Volle Stuhlwagen und ein leerer Tisch in einem traurigen Kulturtempel

Ach ja… gestern hat die USA gewählt. Einen Tag später sind immer noch nicht alle Zettel ausgezählt und der amtierende Präsident schimpft in einer seltsamen Pressekonferenz über vereinzelte Kräfte, welche den Amerikanern ihre Stimme nehmen wollen. Er sieht seine Felle wegschwimmen, ist aber nicht gewillt, das Steuerrad des Landes freiwillig aus den Händen zu geben.

Die Weltöffentlichkeit ist über sein Verhalten entsetzt. Dabei kennen sie doch sein Verhalten. Erstens Schreien, zweitens Anklagen, drittens einen Deal aushandeln. Momentan schreit er noch, die Tage folgen die Anklagen Richtung Demokraten und kommunistische Kräfte (das alte Gespenst) im Land, dann wird ein Deal ausgehandelt, der ihn am Ende sicherlich wieder gut aussehen lässt.
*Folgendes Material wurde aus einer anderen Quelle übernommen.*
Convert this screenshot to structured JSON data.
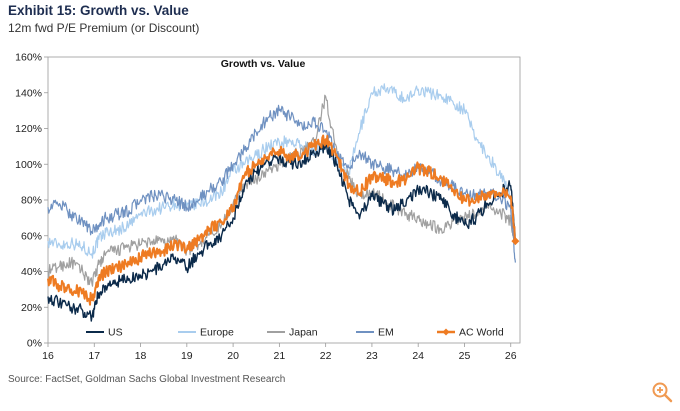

Parallel hat Deutschland die höchsten Corona Neuinfektionen seit Beginn der Pandemie. Wir sind, laut Politik und Medien, in einem Teil-Lockdown. Also Freizeit und Unterhaltung runterfahren, Arbeit und Bildung erhalten. Dummerweise verdiene ich mein Lebensunterhalt in der Kulturindustrie, die gegenwärtig noch dümmer aus der Wäsche schaut. Ärgerlich ist sie, weil sie in den letzten Monaten viele Maßnahmen getroffen hat, um ihre Besucher zu schützen. Es gibt kaum sicherere Orte als Kulturorte, versichern viele innerhalb des Betriebs.

Waren in der sogenannten Hochkultur Massenveranstaltungen mit schwitzenden, sich reibenden Menschen sowieso eher eine Seltenheit, haben die Hygiene Maßnahmen aus vielen Theater, Opernhäusern und Kulturzentren klinisch-sterile Pflegestationen gemacht. Manchmal schreit es aus dem ein oder anderen Proberaum. Aber es ist längst kein Personal oder Publikum mehr da, um auf diese letzten kulturellen Klagelieder aus den Katakomben der Kulturtempel zu hören.

Kultur-Pfleger bräuchten sie, also Pflegepersonal für den Patienten „Kultur“. Aber der Kultur-Pfleger ist nicht nur gegenwärtig schwer zu kriegen, er wurde noch gar nicht erfunden. Dabei bräuchte gerade der Patient „Kultur“ gegenwärtig viel Aufmerksamkeit. An vielen Orten können die Kulturschaffenden längst nicht mehr alleine aufstehen. Natürlich klagen sie auch über das liebe Geld und nehmen dankend jede Soforthilfe an, aber sie benötigen eben vor allem ihre Arbeit, das kreative Schaffen auf der Bühne und die urteilende Publikums-Instanz vor den Brettern, die für so manchen die Welt bedeuten.

Abgestellt und liegen gelassen bekommen sie schnell Druckstellen, die im schlimmsten Fall bleibende Schäden hinterlassen, von den seelischen Unwettern bei den Damen und Herren gar nicht zu sprechen. So mancher ist nur noch ein Häufchen Elend ohne die Bühne; die eben doch für die ein oder andere Rampensau Lebensmittel ist. Kultur ist eben vor allem Lebensmittel für den Künstler.

Und selber? Ich schaue auf die Uhr und ich denke, krass schon wieder eine Stunde vergangen. Wie der Tag doch immer rast. Gleich ist schon wieder Abend, das RKI wird neue Rekordstände an Neuinfektionen melden, Trump wird nicht einsehen, dass er verloren hat und in so manchem Wohnzimmer wird vielleicht gerade eine Partie „Mensch ärger dich nicht“ gespielt. Ein Klassiker.